Nikon COOLPIX P530 handling

The COOLPIX P530 starts up fairly swiftly and is ready to take a shot in a little under two seconds. That’s average in the sense that it’s faster than the Sony H400 but slower than the SX520 HS. For shooting in manual and semi-auto modes it has the best control layout of all three models tested. The SX520 HS also has a second dial in addition to the four-way controller, but its position makes it necessary to move your finger off the shutter release. It’s also responsible for both aperture and shutter speed so in manual you have to press the exposure compensation button to toggle between them. The COOLPIX P530 uses both its command dial and the multi-selector wheel to much better effect.

The P530 also offers comparatively good customisation options with a programmable Fn button thet can be assigned to any one of a number of functions including ISO sensitivity, white balance, image size and quality, Picture control, metering, AF area mode and continuous shooting. Speaking of which, the COOLPIX P530 has a respectable 7fps full resolution 7-frame burst mode as well as a wealth of reduced resolution options. There are 1920×1080 60fps and 640×480 120fps modes as well as Best Shot Selector, which picks the best shot from a 10 frame burst, and Multi-shot 16 which shoots 16 frames and combines them into a single image measuring 2560×1920 pixels.


Like the SX520 HS the P530 provides basic 3-frame auto exposure bracketing with up to +/- 1EV in 1/3EV intervals. It also has a basic interval timer which can be set at 30 second intervals from 30 seconds to 60 minutes. There’s no limit on the number of shots, the P520 keeps going until you press the shutter release, the battery runs out, or the card is full. It’s a shame Nikon couldn’t provide a shorter interval between shots than 30 seconds, but it’s a great extra mode to have all the same.

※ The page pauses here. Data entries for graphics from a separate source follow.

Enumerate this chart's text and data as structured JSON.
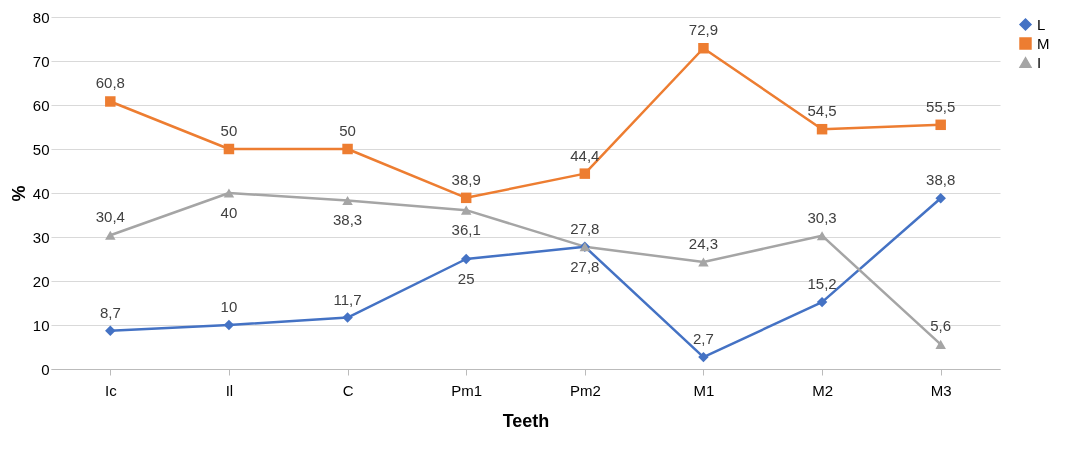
{
  "chart_data": {
    "type": "line",
    "xlabel": "Teeth",
    "ylabel": "%",
    "categories": [
      "Ic",
      "Il",
      "C",
      "Pm1",
      "Pm2",
      "M1",
      "M2",
      "M3"
    ],
    "ylim": [
      0,
      80
    ],
    "yticks": [
      0,
      10,
      20,
      30,
      40,
      50,
      60,
      70,
      80
    ],
    "grid": "y",
    "legend": "right",
    "series": [
      {
        "name": "L",
        "color": "#4472c4",
        "marker": "diamond",
        "values": [
          8.7,
          10,
          11.7,
          25,
          27.8,
          2.7,
          15.2,
          38.8
        ],
        "value_labels": [
          "8,7",
          "10",
          "11,7",
          "25",
          "27,8",
          "2,7",
          "15,2",
          "38,8"
        ]
      },
      {
        "name": "M",
        "color": "#ed7d31",
        "marker": "square",
        "values": [
          60.8,
          50,
          50,
          38.9,
          44.4,
          72.9,
          54.5,
          55.5
        ],
        "value_labels": [
          "60,8",
          "50",
          "50",
          "38,9",
          "44,4",
          "72,9",
          "54,5",
          "55,5"
        ]
      },
      {
        "name": "I",
        "color": "#a5a5a5",
        "marker": "triangle",
        "values": [
          30.4,
          40,
          38.3,
          36.1,
          27.8,
          24.3,
          30.3,
          5.6
        ],
        "value_labels": [
          "30,4",
          "40",
          "38,3",
          "36,1",
          "27,8",
          "24,3",
          "30,3",
          "5,6"
        ]
      }
    ]
  }
}
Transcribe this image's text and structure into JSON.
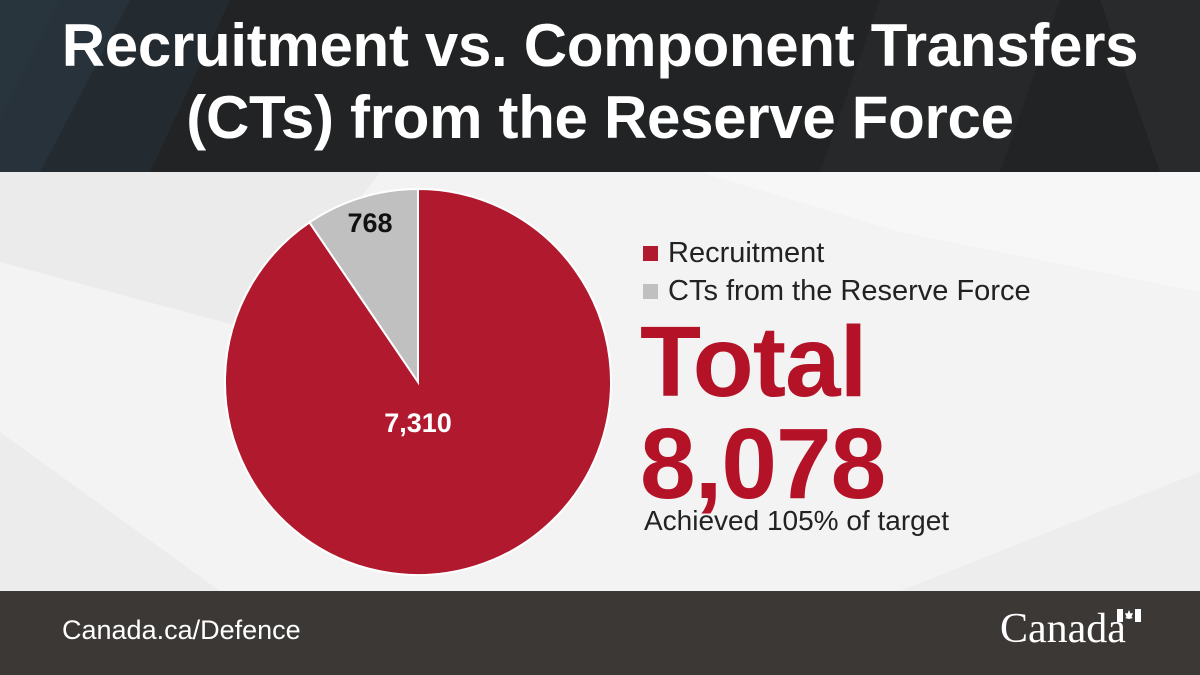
{
  "header": {
    "title_line1": "Recruitment vs. Component Transfers",
    "title_line2": "(CTs) from the Reserve Force"
  },
  "colors": {
    "recruitment": "#b0192e",
    "cts": "#c0c0c0",
    "total": "#b41227",
    "header_bg": "#222324",
    "footer_bg": "#3b3836"
  },
  "chart_data": {
    "type": "pie",
    "categories": [
      "Recruitment",
      "CTs from the Reserve Force"
    ],
    "values": [
      7310,
      768
    ],
    "data_labels": [
      "7,310",
      "768"
    ],
    "legend_position": "right",
    "start_angle": "12 o'clock",
    "direction": "counter-clockwise for CTs slice"
  },
  "legend": {
    "items": [
      {
        "label": "Recruitment",
        "color": "#b0192e"
      },
      {
        "label": "CTs from the Reserve Force",
        "color": "#c0c0c0"
      }
    ]
  },
  "summary": {
    "total_label": "Total",
    "total_value": "8,078",
    "achieved": "Achieved 105% of target"
  },
  "footer": {
    "link": "Canada.ca/Defence",
    "wordmark": "Canada"
  }
}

The P530 is quick to focus in good light and at wide angle focal lengths, but when fully zoomed in it can become somewhat leisurely. There are four AF area modes, Face priority, Manual (spot, normal and wide), Subject tracking and Target finding AF. In the manual modes the single area can be moved around the central screen area to one of 99 positions.

Nikon COOLPIX P530 Sensor

The COOLPIX P530 has a 16.1 Megapixel sensor that produces images with a maximum size of 4608×3456 pixels. Photos are saved at one of two JPEG quality settings and Large Fine JPEGs are on average 5.5 to 6.5MB in size. The ISO sensitivity range is 100 to 6400 ISO and the shutter speed range is 1/4000 to 15s.